Australis - Spaces Of Hope

Australis - Spaces Of Hope
Progressive Death Metal
erschienen am 21.05.2016 als Eigenproduktion
dauert 50:05 min
Bloodchamber-Wertung:

Tracklist

1. Sublife
2. Provocation Of Death
3. InterSpira
4. Probed
5. Lament
6. Rapture Of Eidolon
7. Photonic Disassembly
8. Infinite Void
9. Spaces Of Hope
10. Mortal Transduction
11. Instrumental (Invertebrate)

Die Bloodchamber meint:

Mit AUSTRALIS darf ich eine weitere Technical Death Metal Band aus dem US-amerikanischen Raum präsentieren. „Spaces of Hope“ ist ihr Debutalbum und wie so viele Bands in diesem Genre drehen sich ihre Texte um Sci-Fi, dem großen weiten Weltraum oder einfach nur dem Tod.

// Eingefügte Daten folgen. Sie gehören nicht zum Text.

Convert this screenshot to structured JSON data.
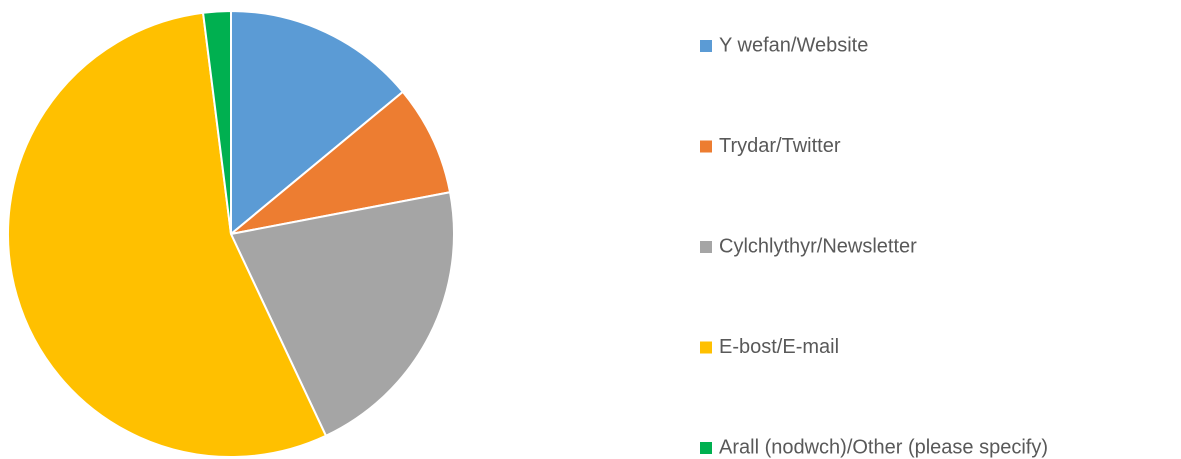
{
  "chart_data": {
    "type": "pie",
    "categories": [
      "Y wefan/Website",
      "Trydar/Twitter",
      "Cylchlythyr/Newsletter",
      "E-bost/E-mail",
      "Arall (nodwch)/Other (please specify)"
    ],
    "values": [
      14,
      8,
      21,
      55,
      2
    ],
    "colors": [
      "#5b9bd5",
      "#ed7d31",
      "#a5a5a5",
      "#ffc000",
      "#00b050"
    ],
    "legend": "right"
  }
}
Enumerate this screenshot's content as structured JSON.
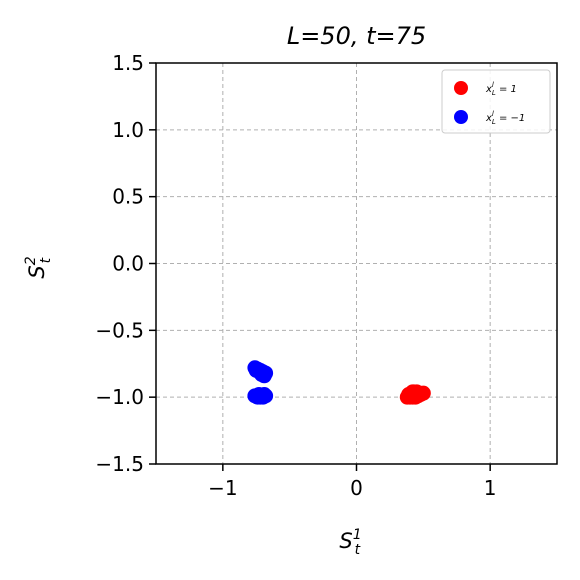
{
  "chart_data": {
    "type": "scatter",
    "title": "L=50, t=75",
    "xlabel": "S",
    "xlabel_sup": "1",
    "xlabel_sub": "t",
    "ylabel": "S",
    "ylabel_sup": "2",
    "ylabel_sub": "t",
    "xlim": [
      -1.5,
      1.5
    ],
    "ylim": [
      -1.5,
      1.5
    ],
    "xticks": [
      -1,
      0,
      1
    ],
    "xtick_labels": [
      "−1",
      "0",
      "1"
    ],
    "yticks": [
      -1.5,
      -1.0,
      -0.5,
      0.0,
      0.5,
      1.0,
      1.5
    ],
    "ytick_labels": [
      "−1.5",
      "−1.0",
      "−0.5",
      "0.0",
      "0.5",
      "1.0",
      "1.5"
    ],
    "grid": true,
    "legend_position": "top-right",
    "series": [
      {
        "name": "x_L^l = 1",
        "legend_label": "x",
        "legend_sup": "l",
        "legend_sub": "L",
        "legend_rest": " = 1",
        "color": "#ff0000",
        "points": [
          [
            0.38,
            -1.0
          ],
          [
            0.4,
            -1.0
          ],
          [
            0.42,
            -1.0
          ],
          [
            0.44,
            -1.0
          ],
          [
            0.46,
            -0.99
          ],
          [
            0.48,
            -0.98
          ],
          [
            0.39,
            -0.98
          ],
          [
            0.41,
            -0.97
          ],
          [
            0.43,
            -0.96
          ],
          [
            0.45,
            -0.96
          ],
          [
            0.47,
            -0.97
          ],
          [
            0.5,
            -0.97
          ],
          [
            0.4,
            -0.99
          ],
          [
            0.44,
            -0.98
          ],
          [
            0.42,
            -0.96
          ]
        ]
      },
      {
        "name": "x_L^l = -1",
        "legend_label": "x",
        "legend_sup": "l",
        "legend_sub": "L",
        "legend_rest": " = −1",
        "color": "#0000ff",
        "points": [
          [
            -0.76,
            -0.78
          ],
          [
            -0.74,
            -0.79
          ],
          [
            -0.72,
            -0.8
          ],
          [
            -0.7,
            -0.81
          ],
          [
            -0.68,
            -0.82
          ],
          [
            -0.75,
            -0.8
          ],
          [
            -0.71,
            -0.83
          ],
          [
            -0.69,
            -0.84
          ],
          [
            -0.76,
            -0.99
          ],
          [
            -0.74,
            -1.0
          ],
          [
            -0.72,
            -1.0
          ],
          [
            -0.7,
            -1.0
          ],
          [
            -0.68,
            -0.99
          ],
          [
            -0.73,
            -0.98
          ],
          [
            -0.69,
            -0.98
          ]
        ]
      }
    ]
  }
}
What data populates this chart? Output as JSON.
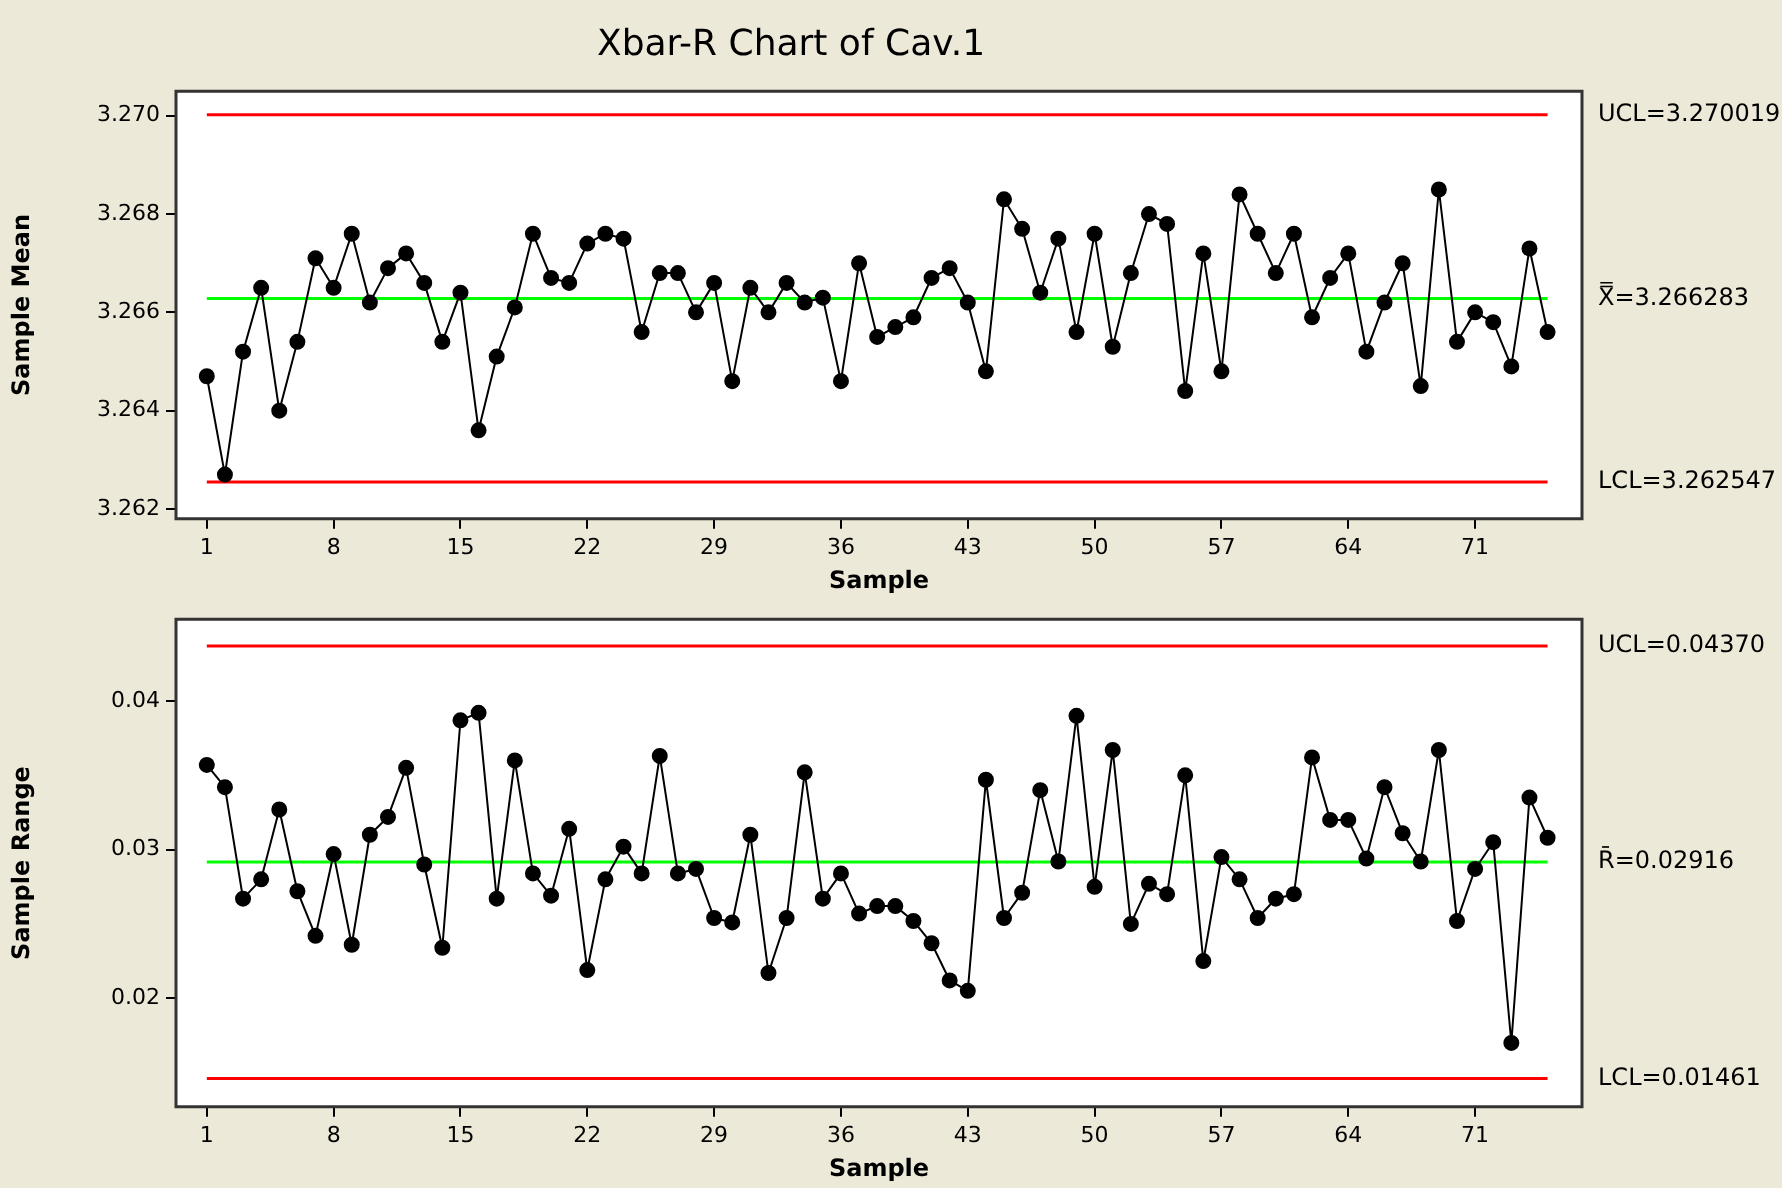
{
  "chart_data": [
    {
      "type": "line",
      "title": "Xbar-R Chart of Cav.1",
      "xlabel": "Sample",
      "ylabel": "Sample Mean",
      "x": [
        1,
        2,
        3,
        4,
        5,
        6,
        7,
        8,
        9,
        10,
        11,
        12,
        13,
        14,
        15,
        16,
        17,
        18,
        19,
        20,
        21,
        22,
        23,
        24,
        25,
        26,
        27,
        28,
        29,
        30,
        31,
        32,
        33,
        34,
        35,
        36,
        37,
        38,
        39,
        40,
        41,
        42,
        43,
        44,
        45,
        46,
        47,
        48,
        49,
        50,
        51,
        52,
        53,
        54,
        55,
        56,
        57,
        58,
        59,
        60,
        61,
        62,
        63,
        64,
        65,
        66,
        67,
        68,
        69,
        70,
        71,
        72,
        73,
        74,
        75
      ],
      "series": [
        {
          "color": "#000000",
          "values": [
            3.2647,
            3.2627,
            3.2652,
            3.2665,
            3.264,
            3.2654,
            3.2671,
            3.2665,
            3.2676,
            3.2662,
            3.2669,
            3.2672,
            3.2666,
            3.2654,
            3.2664,
            3.2636,
            3.2651,
            3.2661,
            3.2676,
            3.2667,
            3.2666,
            3.2674,
            3.2676,
            3.2675,
            3.2656,
            3.2668,
            3.2668,
            3.266,
            3.2666,
            3.2646,
            3.2665,
            3.266,
            3.2666,
            3.2662,
            3.2663,
            3.2646,
            3.267,
            3.2655,
            3.2657,
            3.2659,
            3.2667,
            3.2669,
            3.2662,
            3.2648,
            3.2683,
            3.2677,
            3.2664,
            3.2675,
            3.2656,
            3.2676,
            3.2653,
            3.2668,
            3.268,
            3.2678,
            3.2644,
            3.2672,
            3.2648,
            3.2684,
            3.2676,
            3.2668,
            3.2676,
            3.2659,
            3.2667,
            3.2672,
            3.2652,
            3.2662,
            3.267,
            3.2645,
            3.2685,
            3.2654,
            3.266,
            3.2658,
            3.2649,
            3.2673,
            3.2656
          ]
        }
      ],
      "xlim": [
        -0.7,
        76.9
      ],
      "xticks": [
        1,
        8,
        15,
        22,
        29,
        36,
        43,
        50,
        57,
        64,
        71
      ],
      "ylim": [
        3.2618,
        3.2705
      ],
      "yticks": [
        {
          "value": 3.262,
          "label": "3.262"
        },
        {
          "value": 3.264,
          "label": "3.264"
        },
        {
          "value": 3.266,
          "label": "3.266"
        },
        {
          "value": 3.268,
          "label": "3.268"
        },
        {
          "value": 3.27,
          "label": "3.270"
        }
      ],
      "ref_lines": [
        {
          "axis": "y",
          "value": 3.270019,
          "label": "UCL=3.270019",
          "color": "#ff0000"
        },
        {
          "axis": "y",
          "value": 3.266283,
          "label": "X̿=3.266283",
          "color": "#00ff00"
        },
        {
          "axis": "y",
          "value": 3.262547,
          "label": "LCL=3.262547",
          "color": "#ff0000"
        }
      ],
      "marker": "circle",
      "grid": false,
      "legend": false
    },
    {
      "type": "line",
      "xlabel": "Sample",
      "ylabel": "Sample Range",
      "x": [
        1,
        2,
        3,
        4,
        5,
        6,
        7,
        8,
        9,
        10,
        11,
        12,
        13,
        14,
        15,
        16,
        17,
        18,
        19,
        20,
        21,
        22,
        23,
        24,
        25,
        26,
        27,
        28,
        29,
        30,
        31,
        32,
        33,
        34,
        35,
        36,
        37,
        38,
        39,
        40,
        41,
        42,
        43,
        44,
        45,
        46,
        47,
        48,
        49,
        50,
        51,
        52,
        53,
        54,
        55,
        56,
        57,
        58,
        59,
        60,
        61,
        62,
        63,
        64,
        65,
        66,
        67,
        68,
        69,
        70,
        71,
        72,
        73,
        74,
        75
      ],
      "series": [
        {
          "color": "#000000",
          "values": [
            0.0357,
            0.0342,
            0.0267,
            0.028,
            0.0327,
            0.0272,
            0.0242,
            0.0297,
            0.0236,
            0.031,
            0.0322,
            0.0355,
            0.029,
            0.0234,
            0.0387,
            0.0392,
            0.0267,
            0.036,
            0.0284,
            0.0269,
            0.0314,
            0.0219,
            0.028,
            0.0302,
            0.0284,
            0.0363,
            0.0284,
            0.0287,
            0.0254,
            0.0251,
            0.031,
            0.0217,
            0.0254,
            0.0352,
            0.0267,
            0.0284,
            0.0257,
            0.0262,
            0.0262,
            0.0252,
            0.0237,
            0.0212,
            0.0205,
            0.0347,
            0.0254,
            0.0271,
            0.034,
            0.0292,
            0.039,
            0.0275,
            0.0367,
            0.025,
            0.0277,
            0.027,
            0.035,
            0.0225,
            0.0295,
            0.028,
            0.0254,
            0.0267,
            0.027,
            0.0362,
            0.032,
            0.032,
            0.0294,
            0.0342,
            0.0311,
            0.0292,
            0.0367,
            0.0252,
            0.0287,
            0.0305,
            0.017,
            0.0335,
            0.0308
          ]
        }
      ],
      "xlim": [
        -0.7,
        76.9
      ],
      "xticks": [
        1,
        8,
        15,
        22,
        29,
        36,
        43,
        50,
        57,
        64,
        71
      ],
      "ylim": [
        0.0127,
        0.0455
      ],
      "yticks": [
        0.02,
        0.03,
        0.04
      ],
      "ref_lines": [
        {
          "axis": "y",
          "value": 0.0437,
          "label": "UCL=0.04370",
          "color": "#ff0000"
        },
        {
          "axis": "y",
          "value": 0.02916,
          "label": "R̄=0.02916",
          "color": "#00ff00"
        },
        {
          "axis": "y",
          "value": 0.01461,
          "label": "LCL=0.01461",
          "color": "#ff0000"
        }
      ],
      "marker": "circle",
      "grid": false,
      "legend": false
    }
  ]
}
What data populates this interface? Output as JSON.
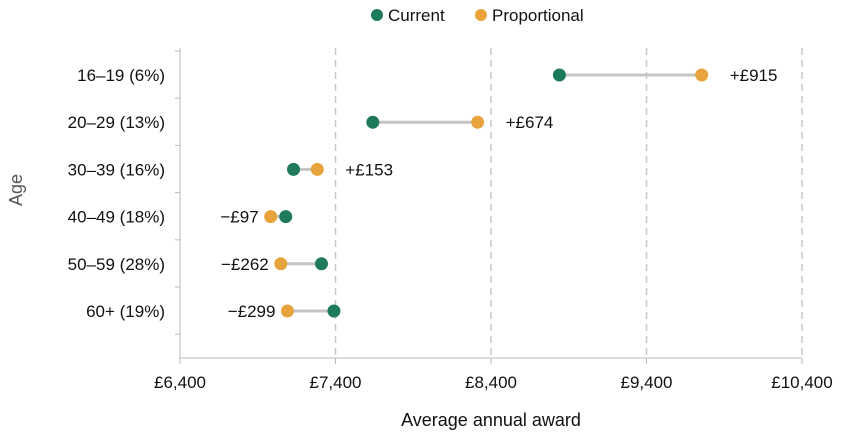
{
  "chart_data": {
    "type": "dumbbell",
    "xlabel": "Average annual award",
    "ylabel": "Age",
    "xlim": [
      6400,
      10400
    ],
    "x_ticks": [
      6400,
      7400,
      8400,
      9400,
      10400
    ],
    "x_tick_labels": [
      "£6,400",
      "£7,400",
      "£8,400",
      "£9,400",
      "£10,400"
    ],
    "grid": "vertical dashed",
    "legend_position": "top-center",
    "categories": [
      "16–19 (6%)",
      "20–29 (13%)",
      "30–39 (16%)",
      "40–49 (18%)",
      "50–59 (28%)",
      "60+ (19%)"
    ],
    "series": [
      {
        "name": "Current",
        "color": "#1f7a5c",
        "values": [
          8840,
          7640,
          7130,
          7080,
          7310,
          7390
        ]
      },
      {
        "name": "Proportional",
        "color": "#e8a33c",
        "values": [
          9755,
          8314,
          7283,
          6983,
          7048,
          7091
        ]
      }
    ],
    "difference_labels": [
      "+£915",
      "+£674",
      "+£153",
      "−£97",
      "−£262",
      "−£299"
    ]
  }
}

Dabei ist schonmal auffällig, dass sich die Liednamen noch in einem relativ normalen Bereich bewegen. Ein erstes Indiz darauf, dass man es hier nicht mit absoluten Querdenkern zu tun hat.

Die ersten Sekunden auf dieser Scheibe geben mir mit dieser Vermutung recht. Mein erster Eindruck: NOCTURNUS! Na klar, gleiche Musikrichtung und gleiche lyrische Ausrichtung. Doch danach zeigen mir AUSTRALIS, dass sie durchaus ihren eigenen Weg gehen können. Mit rasanten Doublebass und Rhythmusarbeiten gibt es erstmal eine deftige Portion an Growls zu hören. Das hört sich stark nach typischem Ostküsten-Death Metal à la MALEVOLENT CREATION an. Also das beste aus zwei Welten vereint? Hochtechnischer Death Metal und stumpfe Old School Death Metal Growls? Ja und nein. Während mir bei der bloßen Vorstellung dieser Kombination schon das Wasser aus dem Mund läuft, stellt sich in der Realität eine leichte Ernüchterung ein. Sowohl Gesang als auch Instrumentalarbeiten können immer wieder ihr Talent unter Beweis stellen und diverse Highlights raushaun, doch im großen Kontext wirkt alles sehr ungeplant. Da passt nicht alles so recht zusammen und dann fungiert das Schlagzeug auch gerne als eher penetranter Lückenfüller. Bestes Beispiel dafür ist der zweite Song „Provocation of Death“. Jede einzelne Stimme für sich kann hier zur Hochform auflaufen, doch kombiniert wirkt das alles nur wie ein zusammengewürfelter Haufen von ziemlich egoistischen Musikern.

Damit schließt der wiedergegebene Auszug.